Прошло полгода, и Миша уже просто не представлял себе увольнительных без встреч с Вилмой. И дело было не только в сексуальных отношениях. Поначалу он только делал вид, что ему лестны старания девушки образовать и «обтесать» его, но со временем именно это и стало притягивать. Не потому, конечно, что в юноше проснулась жажда знаний, а оттого, что, поразмыслив, Самсонов понял: возможно, именно эта женщина выведет его на ту тропку, ступив на которую, можно осуществить свою, пока еще призрачную мечту о славе. Правда, слабо представлялось, как именно это произойдет, но то, что произойдет, Михаил не сомневался. Скрепя сердце он внимал рассказам Вилмы о художниках, ходил с ней по музеям, на выставки, понимая при этом, что, появляясь в его обществе, она несколько компроментирует себя и достаточно эпатирует публику. Довольно часто в различных общественных местах они встречали знакомых Вилмы, которые с явным недоумением смотрели на Самсонова и почти откровенно осуждали ее. Еще бы: состоявшаяся творческая личность, светская дама из хорошей семьи и какой-то русский солдатик явно маргинального склада. Но Вилма как будто не замечала ни осуждения друзей, ни советской военной формы своего кавалера и эпатировала окружающую публику по полной программе.

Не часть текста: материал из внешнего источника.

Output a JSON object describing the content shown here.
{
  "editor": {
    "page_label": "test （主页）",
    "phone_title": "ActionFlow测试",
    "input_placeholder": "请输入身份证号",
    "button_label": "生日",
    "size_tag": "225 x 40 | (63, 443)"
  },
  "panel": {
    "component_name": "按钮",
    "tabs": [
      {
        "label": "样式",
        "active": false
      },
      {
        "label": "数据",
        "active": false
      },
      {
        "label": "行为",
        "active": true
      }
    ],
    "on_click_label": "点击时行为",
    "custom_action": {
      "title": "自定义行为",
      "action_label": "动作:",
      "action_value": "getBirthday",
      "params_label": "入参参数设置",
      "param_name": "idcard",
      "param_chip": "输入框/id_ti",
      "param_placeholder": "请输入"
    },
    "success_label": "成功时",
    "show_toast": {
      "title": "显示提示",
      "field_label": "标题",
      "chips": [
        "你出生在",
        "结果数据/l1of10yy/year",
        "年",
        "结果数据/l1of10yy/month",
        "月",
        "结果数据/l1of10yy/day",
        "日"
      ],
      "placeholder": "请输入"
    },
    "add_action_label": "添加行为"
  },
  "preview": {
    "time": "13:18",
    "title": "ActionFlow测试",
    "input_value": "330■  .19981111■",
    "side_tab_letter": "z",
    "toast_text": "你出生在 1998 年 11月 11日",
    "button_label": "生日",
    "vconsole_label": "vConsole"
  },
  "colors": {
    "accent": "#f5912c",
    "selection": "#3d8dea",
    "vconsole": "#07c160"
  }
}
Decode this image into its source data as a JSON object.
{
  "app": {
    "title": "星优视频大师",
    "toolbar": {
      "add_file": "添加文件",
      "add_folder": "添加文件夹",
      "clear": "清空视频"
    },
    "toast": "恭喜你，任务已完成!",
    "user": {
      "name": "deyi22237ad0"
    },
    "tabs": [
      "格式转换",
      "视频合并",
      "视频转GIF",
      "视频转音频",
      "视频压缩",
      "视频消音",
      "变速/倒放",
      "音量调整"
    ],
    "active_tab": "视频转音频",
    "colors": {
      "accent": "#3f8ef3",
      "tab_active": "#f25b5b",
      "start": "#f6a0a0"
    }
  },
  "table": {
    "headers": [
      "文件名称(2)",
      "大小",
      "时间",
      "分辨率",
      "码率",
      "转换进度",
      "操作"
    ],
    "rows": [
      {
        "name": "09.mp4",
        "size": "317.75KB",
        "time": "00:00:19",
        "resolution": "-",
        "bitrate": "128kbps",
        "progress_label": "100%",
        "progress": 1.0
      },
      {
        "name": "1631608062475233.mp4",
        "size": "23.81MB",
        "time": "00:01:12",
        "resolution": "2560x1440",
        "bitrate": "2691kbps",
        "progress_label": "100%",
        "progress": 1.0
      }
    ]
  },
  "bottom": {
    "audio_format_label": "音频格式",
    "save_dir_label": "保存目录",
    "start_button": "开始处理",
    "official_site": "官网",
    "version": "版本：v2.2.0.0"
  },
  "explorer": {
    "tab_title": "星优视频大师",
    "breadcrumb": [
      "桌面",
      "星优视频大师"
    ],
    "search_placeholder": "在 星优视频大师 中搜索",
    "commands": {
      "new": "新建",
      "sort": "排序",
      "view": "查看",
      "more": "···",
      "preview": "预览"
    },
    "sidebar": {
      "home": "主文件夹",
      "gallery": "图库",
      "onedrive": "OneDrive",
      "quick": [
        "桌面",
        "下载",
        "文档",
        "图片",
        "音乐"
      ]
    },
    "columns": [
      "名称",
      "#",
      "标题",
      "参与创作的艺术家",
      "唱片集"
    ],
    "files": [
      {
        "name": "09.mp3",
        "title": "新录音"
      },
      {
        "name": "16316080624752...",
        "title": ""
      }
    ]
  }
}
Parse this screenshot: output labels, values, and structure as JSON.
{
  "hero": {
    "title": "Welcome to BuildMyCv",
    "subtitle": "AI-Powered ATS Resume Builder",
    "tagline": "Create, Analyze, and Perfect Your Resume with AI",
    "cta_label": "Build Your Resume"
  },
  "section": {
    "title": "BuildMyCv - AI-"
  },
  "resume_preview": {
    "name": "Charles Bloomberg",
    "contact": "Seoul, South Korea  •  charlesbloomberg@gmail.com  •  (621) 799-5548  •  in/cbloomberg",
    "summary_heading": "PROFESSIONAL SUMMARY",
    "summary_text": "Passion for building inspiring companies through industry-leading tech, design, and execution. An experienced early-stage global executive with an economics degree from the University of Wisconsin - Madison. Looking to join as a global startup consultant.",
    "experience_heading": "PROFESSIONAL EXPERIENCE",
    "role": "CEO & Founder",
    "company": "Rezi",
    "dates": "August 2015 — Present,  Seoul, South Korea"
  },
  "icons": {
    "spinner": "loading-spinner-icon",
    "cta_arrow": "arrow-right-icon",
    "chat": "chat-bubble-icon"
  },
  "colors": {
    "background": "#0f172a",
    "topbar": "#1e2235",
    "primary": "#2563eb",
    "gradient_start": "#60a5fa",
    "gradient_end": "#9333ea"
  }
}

Михаил, пораскинув мозгами, решил, что она на многое ради него пойдет.
И пусть не сейчас, не когда он расхаживает в солдатской форме, а потом, после службы, она все равно введет его в избранный круг своих друзей.
К концу службы Миша уже точно знал, что надо делать. После демобилизации он отправился домой повидаться с родителями, со своими сестрами и братьями, которых у него было аж шесть человек. Но долго рассиживаться в Нижнем не собирался. Дембельский аккорд должен был прозвучать именно дома, чтобы распрощаться с прошлым и уехать навсегда в другую жизнь, почти заграницу, в Ригу, где он планировал поступить в институт искусств.
Это была идея Вилмы. Михаил поначалу отказывался. Томно говорил, что ему трудно будет, что не та у него подготовка…
Однако поломавшись и внутренне ликуя, согласился с ней. В глубине души Михаил был уверен, что если будут какие-либо проблемы с поступлением, то, что бы его подруга ни говорила о недопустимости протекции человеку, поступающему в творческий вуз, ему она непременно поможет. Поможет сейчас и будет помогать всегда. Она – та крепкая база, которой у Михаила никогда не было и которая была ему абсолютно необходима. База эта надежна, ею можно пользоваться, пока будет в том необходимость, потому что Вилма всего только женщина и эта женщина полностью в его власти.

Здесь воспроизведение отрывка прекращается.